I’ve
put this column off long enough. I
started to write it on Mother’s Day, but I couldn’t do it. Maybe I’m in denial. Perhaps if I don’t write about it things will
improve. But I know that is not true.
Things are not improving, they are getting worse. My mother has Alzheimer’s disease. I can’t say this with 100% certainty, neither
can a doctor. It is only after death
that Alzheimer’s can irrefutably be diagnosed.

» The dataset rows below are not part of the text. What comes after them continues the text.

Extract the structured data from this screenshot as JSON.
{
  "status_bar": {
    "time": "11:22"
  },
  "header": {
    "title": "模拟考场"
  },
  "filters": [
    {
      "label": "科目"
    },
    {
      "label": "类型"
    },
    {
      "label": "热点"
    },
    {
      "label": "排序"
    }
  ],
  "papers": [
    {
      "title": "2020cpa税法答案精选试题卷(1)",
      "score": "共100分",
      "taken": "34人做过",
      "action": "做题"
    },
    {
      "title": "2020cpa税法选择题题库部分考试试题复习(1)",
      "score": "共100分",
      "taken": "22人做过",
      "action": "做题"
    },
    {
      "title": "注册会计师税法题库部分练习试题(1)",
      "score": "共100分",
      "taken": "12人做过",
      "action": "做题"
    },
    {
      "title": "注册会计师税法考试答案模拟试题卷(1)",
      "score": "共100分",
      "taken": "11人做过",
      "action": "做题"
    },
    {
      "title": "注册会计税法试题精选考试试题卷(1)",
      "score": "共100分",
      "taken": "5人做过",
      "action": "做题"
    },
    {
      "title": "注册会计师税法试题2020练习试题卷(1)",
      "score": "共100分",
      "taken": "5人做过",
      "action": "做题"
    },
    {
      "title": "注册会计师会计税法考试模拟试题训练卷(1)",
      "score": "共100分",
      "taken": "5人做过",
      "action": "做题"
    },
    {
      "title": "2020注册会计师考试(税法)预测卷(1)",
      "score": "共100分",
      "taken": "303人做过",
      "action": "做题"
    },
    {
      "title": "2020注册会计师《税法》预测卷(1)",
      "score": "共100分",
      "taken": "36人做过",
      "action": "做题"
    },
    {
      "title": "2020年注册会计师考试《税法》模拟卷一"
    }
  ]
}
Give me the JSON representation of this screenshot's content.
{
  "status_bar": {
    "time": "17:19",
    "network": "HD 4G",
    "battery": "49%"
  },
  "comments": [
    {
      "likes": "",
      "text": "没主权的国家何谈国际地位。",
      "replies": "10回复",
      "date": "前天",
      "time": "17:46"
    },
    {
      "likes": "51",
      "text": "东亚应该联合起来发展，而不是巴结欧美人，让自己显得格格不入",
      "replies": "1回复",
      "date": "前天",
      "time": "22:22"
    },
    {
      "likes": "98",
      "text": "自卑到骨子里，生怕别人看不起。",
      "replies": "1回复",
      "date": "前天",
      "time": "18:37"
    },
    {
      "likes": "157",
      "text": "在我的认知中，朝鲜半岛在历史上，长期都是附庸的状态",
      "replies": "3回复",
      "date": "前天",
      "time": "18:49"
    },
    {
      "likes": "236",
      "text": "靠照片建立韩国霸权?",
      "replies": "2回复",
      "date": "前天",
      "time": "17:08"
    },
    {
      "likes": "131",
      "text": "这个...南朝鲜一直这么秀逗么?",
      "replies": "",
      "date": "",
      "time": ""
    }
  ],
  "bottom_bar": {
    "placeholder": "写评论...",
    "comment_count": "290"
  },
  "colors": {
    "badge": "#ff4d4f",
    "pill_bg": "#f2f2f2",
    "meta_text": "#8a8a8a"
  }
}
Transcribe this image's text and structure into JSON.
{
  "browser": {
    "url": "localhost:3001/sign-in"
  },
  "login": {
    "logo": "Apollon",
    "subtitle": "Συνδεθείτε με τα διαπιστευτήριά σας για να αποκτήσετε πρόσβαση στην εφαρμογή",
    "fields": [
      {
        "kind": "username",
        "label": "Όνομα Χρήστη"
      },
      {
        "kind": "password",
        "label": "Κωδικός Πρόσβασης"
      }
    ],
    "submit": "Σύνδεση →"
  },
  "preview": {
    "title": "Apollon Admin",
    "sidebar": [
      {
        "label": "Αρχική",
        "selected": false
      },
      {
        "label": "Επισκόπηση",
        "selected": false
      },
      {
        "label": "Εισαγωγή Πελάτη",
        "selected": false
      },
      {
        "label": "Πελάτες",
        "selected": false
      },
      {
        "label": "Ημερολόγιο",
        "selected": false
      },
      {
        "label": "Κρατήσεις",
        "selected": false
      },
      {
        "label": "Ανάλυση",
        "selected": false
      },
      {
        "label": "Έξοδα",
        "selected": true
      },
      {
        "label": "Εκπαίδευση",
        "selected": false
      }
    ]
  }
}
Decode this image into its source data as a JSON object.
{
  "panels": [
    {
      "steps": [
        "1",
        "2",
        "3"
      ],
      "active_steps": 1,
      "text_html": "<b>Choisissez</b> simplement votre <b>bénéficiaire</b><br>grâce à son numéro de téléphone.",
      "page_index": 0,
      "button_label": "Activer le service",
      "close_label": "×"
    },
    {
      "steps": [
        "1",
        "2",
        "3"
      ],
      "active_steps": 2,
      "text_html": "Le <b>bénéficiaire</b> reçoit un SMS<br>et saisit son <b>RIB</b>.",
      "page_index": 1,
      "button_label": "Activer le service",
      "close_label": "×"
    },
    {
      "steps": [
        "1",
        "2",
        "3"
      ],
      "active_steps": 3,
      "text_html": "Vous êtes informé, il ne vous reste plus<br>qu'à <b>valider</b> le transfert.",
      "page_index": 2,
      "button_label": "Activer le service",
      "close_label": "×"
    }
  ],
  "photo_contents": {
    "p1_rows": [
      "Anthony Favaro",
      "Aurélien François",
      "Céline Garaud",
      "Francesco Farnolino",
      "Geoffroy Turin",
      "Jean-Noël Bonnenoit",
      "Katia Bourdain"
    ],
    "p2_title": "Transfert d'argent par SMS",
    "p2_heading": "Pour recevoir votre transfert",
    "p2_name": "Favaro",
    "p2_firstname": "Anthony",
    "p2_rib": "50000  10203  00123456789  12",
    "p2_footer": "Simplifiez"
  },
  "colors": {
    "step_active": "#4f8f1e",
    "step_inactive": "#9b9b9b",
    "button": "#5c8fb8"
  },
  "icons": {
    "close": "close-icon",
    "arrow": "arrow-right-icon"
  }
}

But it really doesn’t matter what you call it---my mother is slipping
away.
When I
moved to North Carolina to attend seminary 41 years ago, I became a permanent Tar
Heel. My Alabama home is a ten hour
drive away. With the exception of
occasional visits, our primary contact has been the phone. I would faithfully call my mother every
Sunday afternoon. She would update me on
family news and tell me who had died in the community. We would compare notes about our church
services. (She doesn’t like the new
music they sing in her church.) She
would tell me about a television show she enjoyed watching. And we would talk again the next Sunday.
It
was just a few years ago that my mother retired from the furniture
business. When I first moved to
Lexington she was still coming to the Furniture Market once a year. Her health finally prevented her from coming
to the market and then she started having problems at her store. There were times she couldn’t remember how to
transfer a call. She was forgetting
things and she was tired all the time.
We finally convinced her to retire but she wasn’t happy about it.
I
started to call her more often. She was
having issues walking and fell more than once.
Her mind was playing tricks on her.
One night she kept calling my brother, who lived about 30 miles away, to
tell him she couldn’t get the children who were playing in the yard to come in
and it was raining. She was so
persistent he finally drove to the house.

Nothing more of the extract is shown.